2 Die Gegenwehr: Anfang Februar fasst der Gemeinderat den Entschluss, ein Projekt mit 10 bis 15 Personen zu realisieren. Daraufhin wird ein Bürgerbegehren aus dem Dorf heraus auf den Weg gebracht. Keine 72 Stunden nach dem Ratsspruch erhält Ortschef Schikorr eine von 152 Bürgern unterschriebene Liste. Gefordert wird darin ein Bürgerentscheid über die Frage, wie das für das Flüchtlingsprojekt vorgesehene Haus künftig genutzt werden soll. Drei Monate später weiß Schikorr: „Die Bürger haben wohl aus sehr unterschiedlichen Gründen unterschrieben, manche fühlten sich einfach nicht ausreichend informiert.“ Vorausgegangen ist dem Begehren ein Flugblatt, das anonym im Dorf verteilt worden ist und klar darauf abzielte, Ängste zu schüren und das Wohnprojekt letztlich zu verhindern. Die Urheber des Begehrens distanzieren sich in jeglicher Form vom Flugblatt, aber es existiert eben. Obwohl das Begehren nicht den Regularien der Gemeindeordnung entspricht und damit nicht zulässig ist, löst es im Rat ein tiefes Reflektieren aus.

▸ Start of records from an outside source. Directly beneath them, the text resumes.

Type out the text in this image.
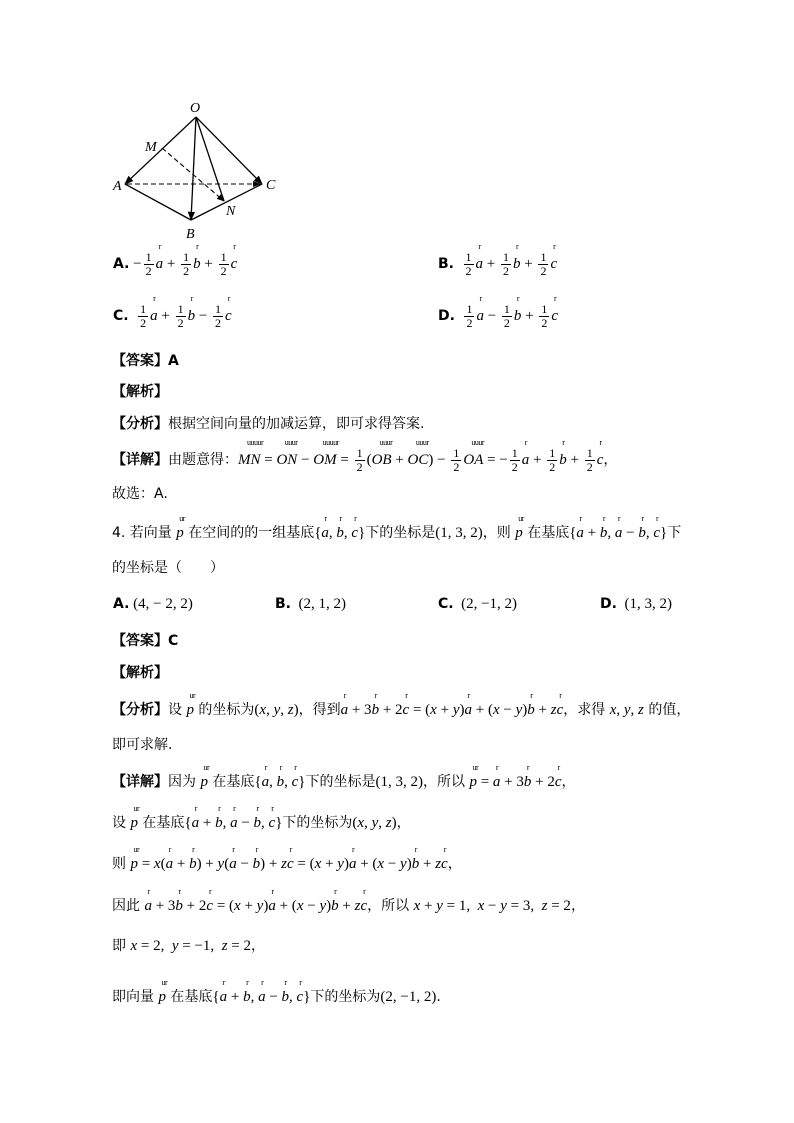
O
M
A	C
N
B
A. − $\frac{1}{2}$ a
r
+ $\frac{1}{2}$ b
r
+ $\frac{1}{2}$ c
r
B. $\frac{1}{2}$ a
r
+ $\frac{1}{2}$ b
r
+ $\frac{1}{2}$ c
r
C. $\frac{1}{2}$ a
r
+ $\frac{1}{2}$ b
r
− $\frac{1}{2}$ c
r
D. $\frac{1}{2}$ a
r
− $\frac{1}{2}$ b
r
+ $\frac{1}{2}$ c
r
【答案】A
【解析】
【分析】根据空间向量的加减运算，即可求得答案.
【详解】由题意得：MN
uuuur
= ON
uuur
− OM
uuuur
= $\frac{1}{2} (OB$
uuur
+ OC
uuur
) − $\frac{1}{2}$ OA
uuur
= − $\frac{1}{2}$ a
r
+ $\frac{1}{2}$ b
r
+ $\frac{1}{2}$ c
r
，
故选：A.
4. 若向量 p
ur
在空间的的一组基底{a
r
, b
r
, c
r
}下的坐标是(1, 3, 2)，则 p
ur
在基底{a
r
+ b
r
, a
r
− b
r
, c
r
}下
的坐标是（　　）
A. (4, − 2, 2)	B.  (2, 1, 2)	C.  (2, −1, 2)	D.  (1, 3, 2)
【答案】C
【解析】
【分析】设 p
ur
的坐标为(x, y, z)，得到a
r
+ 3b
r
+ 2c
r
= (x + y)a
r
+ (x − y)b
r
+ zc
r
，求得 x, y, z 的值，
即可求解.
【详解】因为 p
ur
在基底{a
r
, b
r
, c
r
}下的坐标是(1, 3, 2)，所以 p
ur
= a
r
+ 3b
r
+ 2c
r
，
设 p
ur
在基底{a
r
+ b
r
, a
r
− b
r
, c
r
}下的坐标为(x, y, z)，
则 p
ur
= x(a
r
+ b
r
) + y(a
r
− b
r
) + zc
r
= (x + y)a
r
+ (x − y)b
r
+ zc
r
，
因此 a
r
+ 3b
r
+ 2c
r
= (x + y)a
r
+ (x − y)b
r
+ zc
r
，所以 x + y = 1,  x − y = 3,  z = 2，
即 x = 2,  y = −1,  z = 2，
即向量 p
ur
在基底{a
r
+ b
r
, a
r
− b
r
, c
r
}下的坐标为(2, −1, 2).
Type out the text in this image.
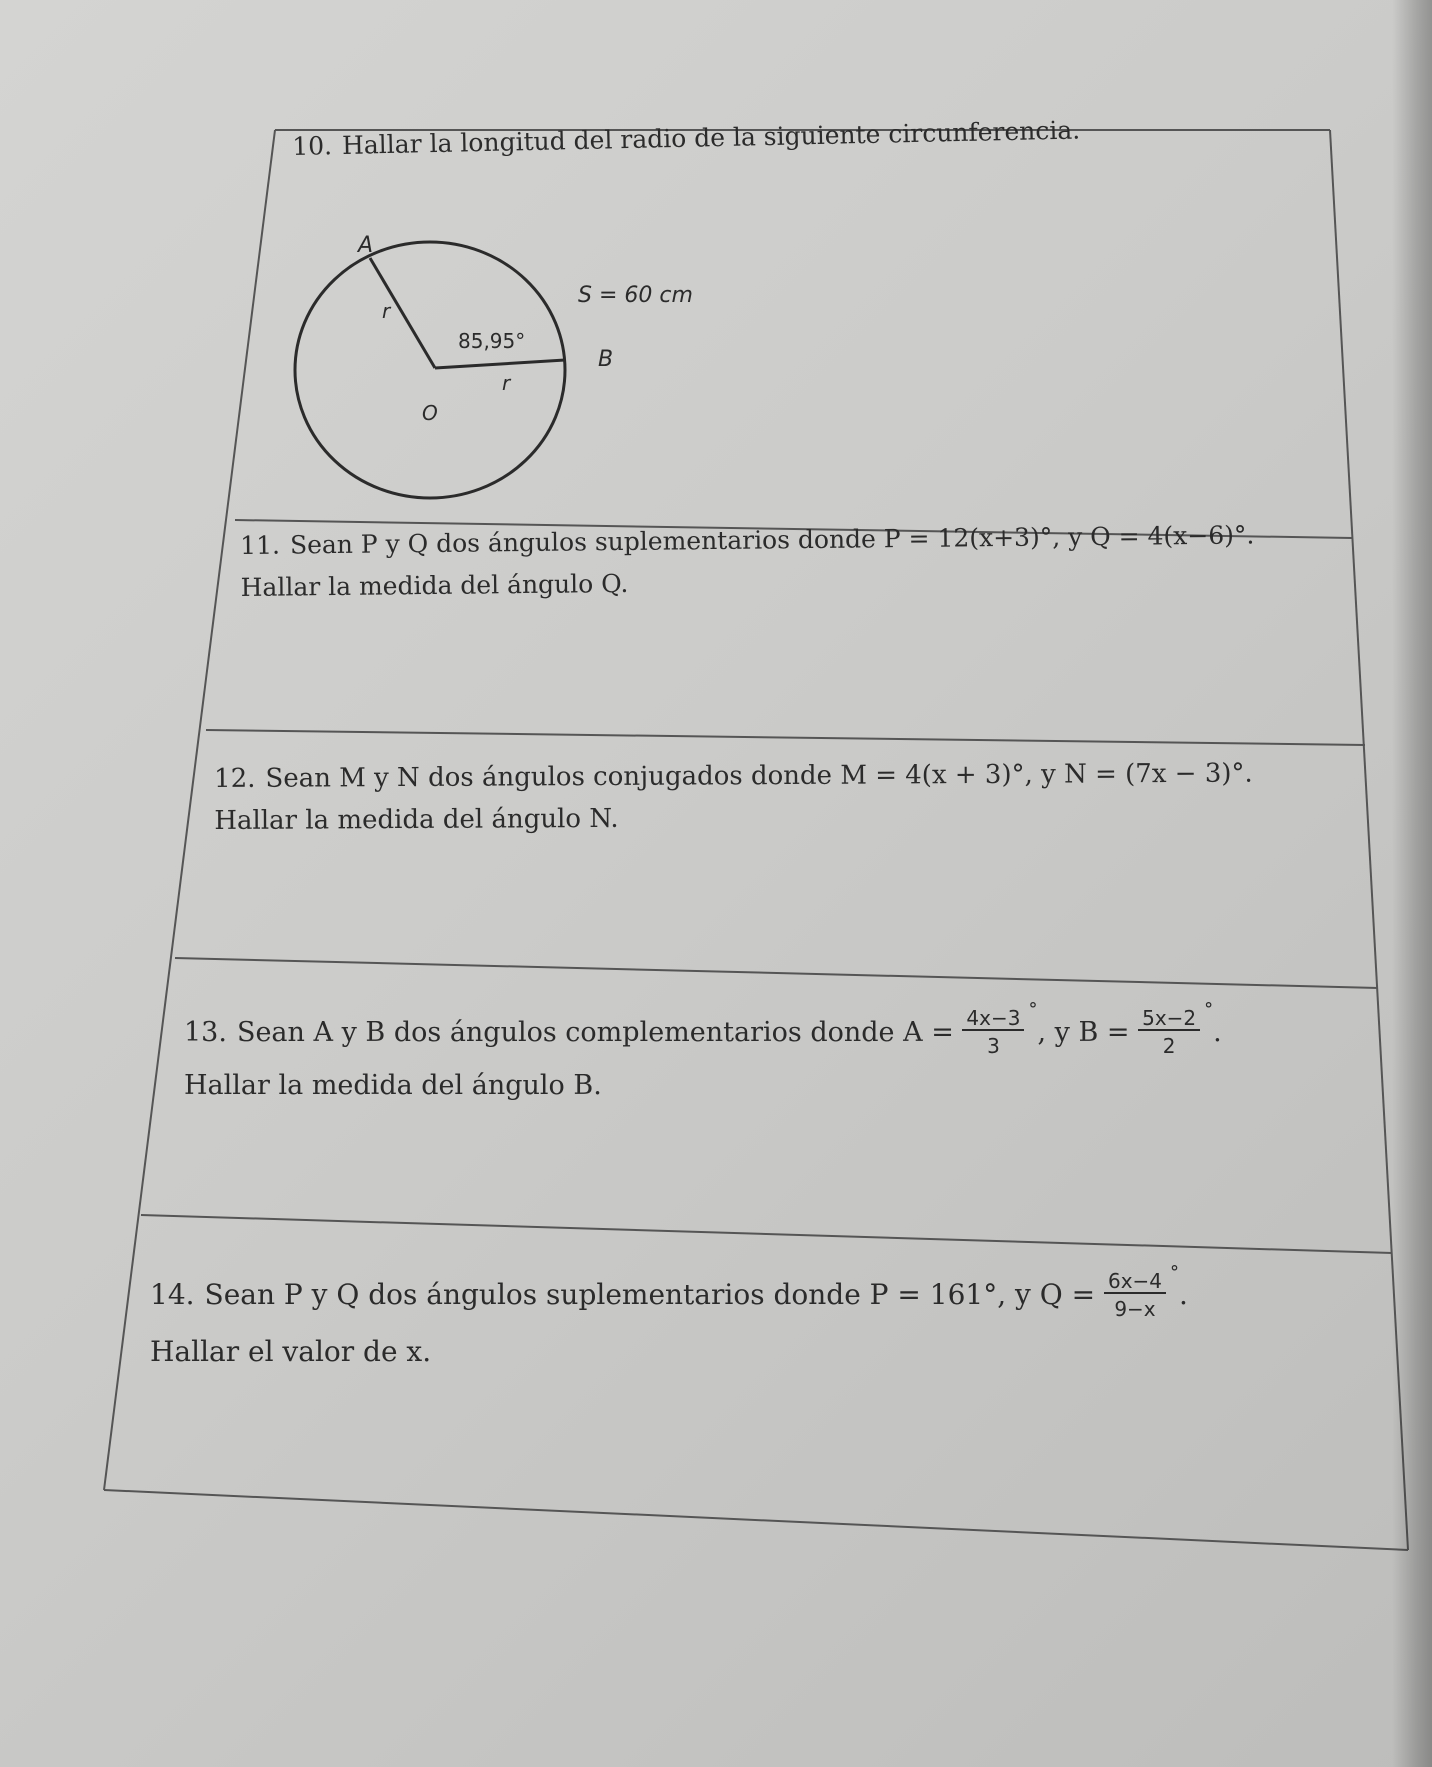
10. Hallar la longitud del radio de la siguiente circunferencia.
A
r
85,95°
r
O
S = 60 cm
B
11. Sean P y Q dos ángulos suplementarios donde P = 12(x+3)°, y Q = 4(x−6)°.
Hallar la medida del ángulo Q.
12. Sean M y N dos ángulos conjugados donde M = 4(x + 3)°, y N = (7x − 3)°.
Hallar la medida del ángulo N.
13. Sean A y B dos ángulos complementarios donde $A = \frac{4x-3}{3} ^\circ$, y $B = \frac{5x-2}{2} ^\circ$.
Hallar la medida del ángulo B.
14. Sean P y Q dos ángulos suplementarios donde P = 161°, y $Q = \frac{6x-4}{9-x} ^\circ$.
Hallar el valor de x.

3 Die Wende: Erneut tagt der Gemeinderat im Februar öffentlich – vor fast 150 Zuhörern. „Wenn wir das heute Abend so weiterlaufen lassen, knallen wir aufeinander. Am Ende gibt es dann vielleicht einen Gewinner, aber auch einen Verlierer: das Dorf“, sagt Schikorr in einer persönlichen Ansprache. Am Ende kommt es zu einem Kompromiss, mit dem sich alle Beteiligten arrangieren können und der Außenstehenden viel Lob abverlangt. „Ich habe allerhöchsten Respekt vor dieser Entscheidung. Der Gemeinderat hat den Weg zu den Bürgern gewählt“, sagt Verbandsgemeindechef Unkel.

4 Der Neustart: Das Lingerhahner Flüchtlingsprojekt wird ganz neu aufgesetzt. Die Gemeinde beschließt, das angedachte Haus und eine weitere leer stehende Wohnung im Gemeindehaus an Menschen mit Aufenthaltstiteln nach dem Asylgesetz zu vermieten. „Wir haben das, was wir angekündigt haben, beschlossen“, sagt Bürgermeister Schikorr. Er bedankt sich ausdrücklich bei allen, die sich konstruktiv für das Gelingen der Idee eingebracht haben.

Unterbringung immer schwieriger
Foto: Fotolia

5 Die Umsetzung: Nur wenige Tage nach dem finalen Beschluss des Gemeinderates gründet sich die private Initiative „Willkommen in Lingerhahn“. Der Zuspruch der Bevölkerung ist groß, zum Auftakttreffen kommen bereits 40 Bürger. In den folgenden Wochen werden zahlreiche Möbel und private Dinge gespendet, die Flüchtlingsarbeit erfüllt sich mit viel Leben. Es entwickelt sich das, was sich die Gemeinde von Beginn an erhofft hatte. So holprig der Start gewesen sein mag, so rund läuft es jetzt, wenn es darum geht anzupacken. Als erfahrener Fachmann im Bauwesen bringt sich der Lingerhahner Robert Gödert gemeinsam mit Schikorrs Ehefrau Juliane – einer Architektin – bei den Umbauplanungen ehrenamtlich mit ein, neben dem Einsatz regionaler Firmen sind viele Bürger bei den Arbeitseinsätzen dabei. „Das Engagement ist eindrucksvoll“, sagt Schikorr, der mit Freude beobachtet, wie gemeinsam Tapeten und Bodenbeläge entfernt, Wände gestrichen und Fußleisten lackiert werden. Rund zwei Dutzend Bürger packen bei den Arbeiten mit an. „Jeder ist voll motiviert.“

6 Der Einzug: Bis Ende des Jahres soll das leer stehende Haus umgebaut und mit vier Wohneinheiten eingerichtet werden. Noch sind Fragen des Brandschutzes zu beantworten, die Haustechnik muss von der Heizung bis zur Wasserleitung erneuert werden, ein Großteil der wohl sechsstelligen Investition ist noch zu tätigen. Aber die erste Etappe ist fast geschafft, die renovierte Wohnung im Gemeindehaus soll bald fertig sein. „Und bis Ende des Jahres ist auch das Haus bezugsreif“, sagt Schikorr. Der Tag des Einzugs wird ein Tag, an dem die Dorfgemeinschaft feiern kann. Sie hat sich zusammengefunden, um ein großes Projekt des Miteinanders zu verwirklichen.